Quello che chiamiamo "trasmettere cultura" significa trasmettere conoscenza, valori, in un particolare contesto e con particolari modalità. Il fondamento di questa trasmissione è la comunicazione, che si attua attraverso specifici codici e veicoli segnici.
"Il museo dovrebbe essere, e non è, il luogo principale della comunicazione dell'arte" (Ragghianti).
Le collezioni che il museo fa e con le opere sono operazioni fatte con e su segni Segni che sono stati rimossi ed estratti dal loro contesto, contesto che è indispensabile all'interpretazione semantica.
Sarebbe opportuno che il problema fosse affrontato dal punto di vista della teoria della comunicazione ma, questo non avviene purtroppo perchè le discipline che costituiscono ciò che si chiama scienza della comunicazione non hanno mai fatto parte del curriculum di coloro che si occupano di musei.
Abbiamo così musei che dal punto di vista tecnico sono impeccabili a quelli di pochi anni fa, ma, assolutamente fermi dal punto di vista della conoscenza e dello svolgimento del loro compito espositivo.

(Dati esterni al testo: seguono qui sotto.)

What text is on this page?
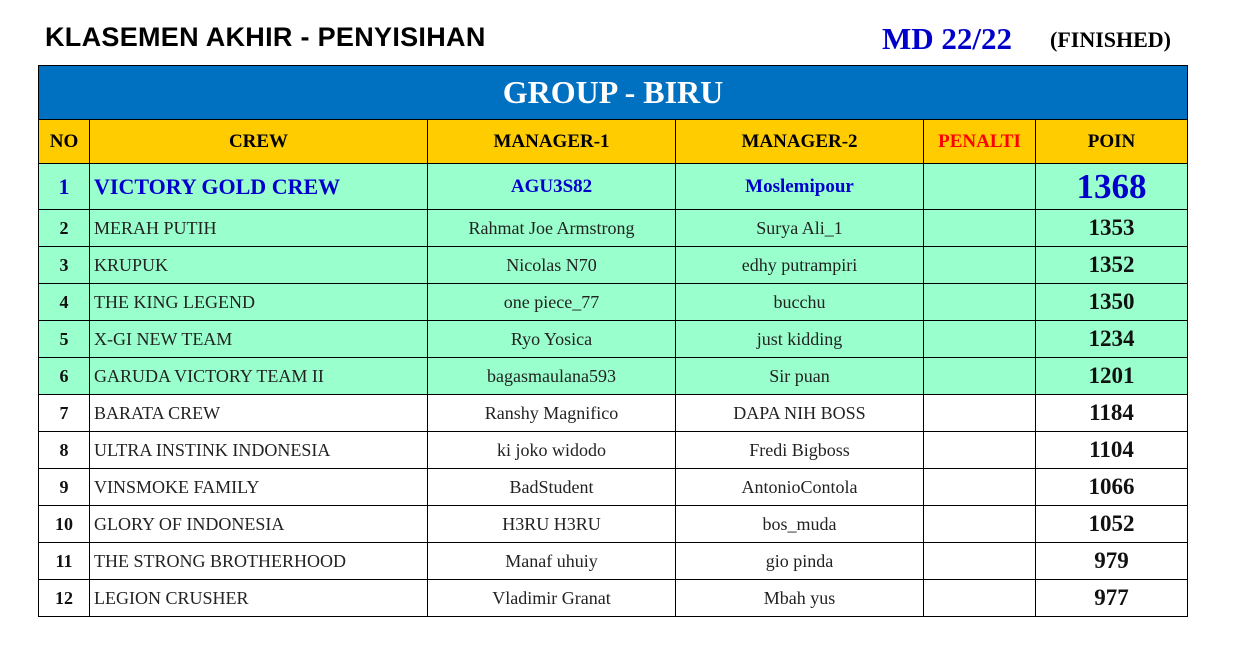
KLASEMEN AKHIR - PENYISIHAN	MD 22/22 (FINISHED)
GROUP - BIRU					
NO	CREW	MANAGER-1	MANAGER-2	PENALTI	POIN
1	VICTORY GOLD CREW	AGU3S82	Moslemipour		1368
2	MERAH PUTIH	Rahmat Joe Armstrong	Surya Ali_1		1353
3	KRUPUK	Nicolas N70	edhy putrampiri		1352
4	THE KING LEGEND	one piece_77	bucchu		1350
5	X-GI NEW TEAM	Ryo Yosica	just kidding		1234
6	GARUDA VICTORY TEAM II	bagasmaulana593	Sir puan		1201
7	BARATA CREW	Ranshy Magnifico	DAPA NIH BOSS		1184
8	ULTRA INSTINK INDONESIA	ki joko widodo	Fredi Bigboss		1104
9	VINSMOKE FAMILY	BadStudent	AntonioContola		1066
10	GLORY OF INDONESIA	H3RU H3RU	bos_muda		1052
11	THE STRONG BROTHERHOOD	Manaf uhuiy	gio pinda		979
12	LEGION CRUSHER	Vladimir Granat	Mbah yus		977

Gli ultimi dieci anni hanno visto inoltre lo sviluppo straordinario delle tecnologie della comunicazione, e in particolare su ciò che si basa sull'immagine.
Lo scopo di questo libro è quello di colmare questa ampia lacuna sviluppando sistematicamente l'analisi del museo dal punto di vista comunicativo.

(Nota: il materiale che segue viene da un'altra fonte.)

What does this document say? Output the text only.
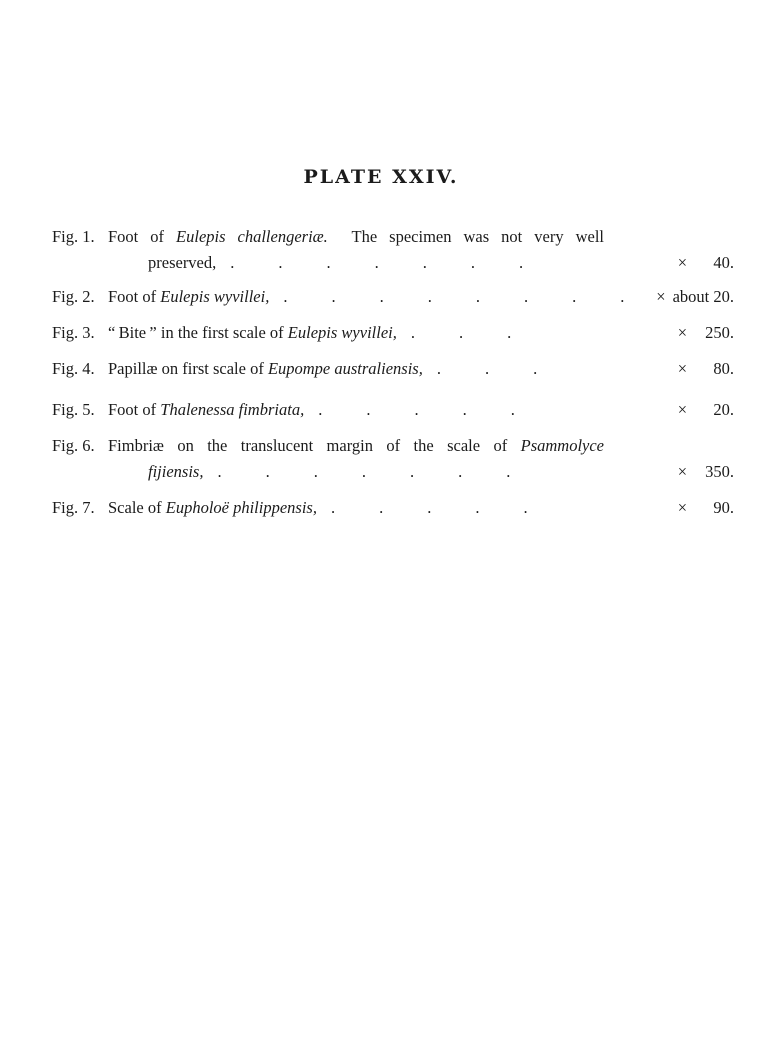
PLATE XXIV.
Fig. 1. Foot of Eulepis challengeriæ.  The specimen was not very well
preserved, .	.	.	.	.	.	.	×	40.
Fig. 2. Foot of Eulepis wyvillei, .	.	.	.	.	.	.	. × about 20.
Fig. 3. “ Bite ” in the first scale of Eulepis wyvillei, .	.	.	×	250.
Fig. 4. Papillæ on first scale of Eupompe australiensis, .	.	.	×	80.
Fig. 5. Foot of Thalenessa fimbriata, .	.	.	.	.	×	20.
Fig. 6. Fimbriæ on the translucent margin of the scale of Psammolyce
fijiensis, .	.	.	.	.	.	.	×	350.
Fig. 7. Scale of Eupholoë philippensis, .	.	.	.	.	×	90.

Bisogna "far parlare" le opere che, essendo segni, sono naturalmente predisposte a farlo; e per fare ciò serve tutto il museo, giacché il suo scopo fondamentale deve essere comunicare, e lo deve essere perché comunicare è lo scopo, la natura stessa, degli oggetti che esso contiene.
Questi "oggetti" "culturali" sono il medium per condurci oltre. Si tratta di metterli in condizione di svolgere la funzione per la quale sono stati concepiti e generati.
Capitolo primo
Opera d’arte e teoria della comunicazione
L’opera come segno:
Le opere d’arte si distinguono dagli oggetti della natura per una serie di caratteristiche, la più importante è quella di essere determinate da una intenzione; diremo quindi che gli artefatti hanno sempre alla loro base un’intenzionalità. Essi o sono oggetti d’uso o sono oggetti comunicativi. L’uomo è un animale intrinsecamente comunicante: è naturale che possa trovare utile fabbricare oggetti per comunicare. Gli oggetti d’arte sono oggetti comunicativi. Significa dire che la componente comunicativa è necessaria alla costituzione di un oggetto d’arte, è la componente caratterizzante. È condizione necessaria ma non sufficiente: tutte le opere d’arte sono oggetti comunicativi, ma non tutti gli oggetti comunicativi sono opere d’arte. Se l’opera non svolge la sua funzione comunicativa essa cessa ipso facto di essere un opera d’arte e passa nella categoria degli oggetti d’uso.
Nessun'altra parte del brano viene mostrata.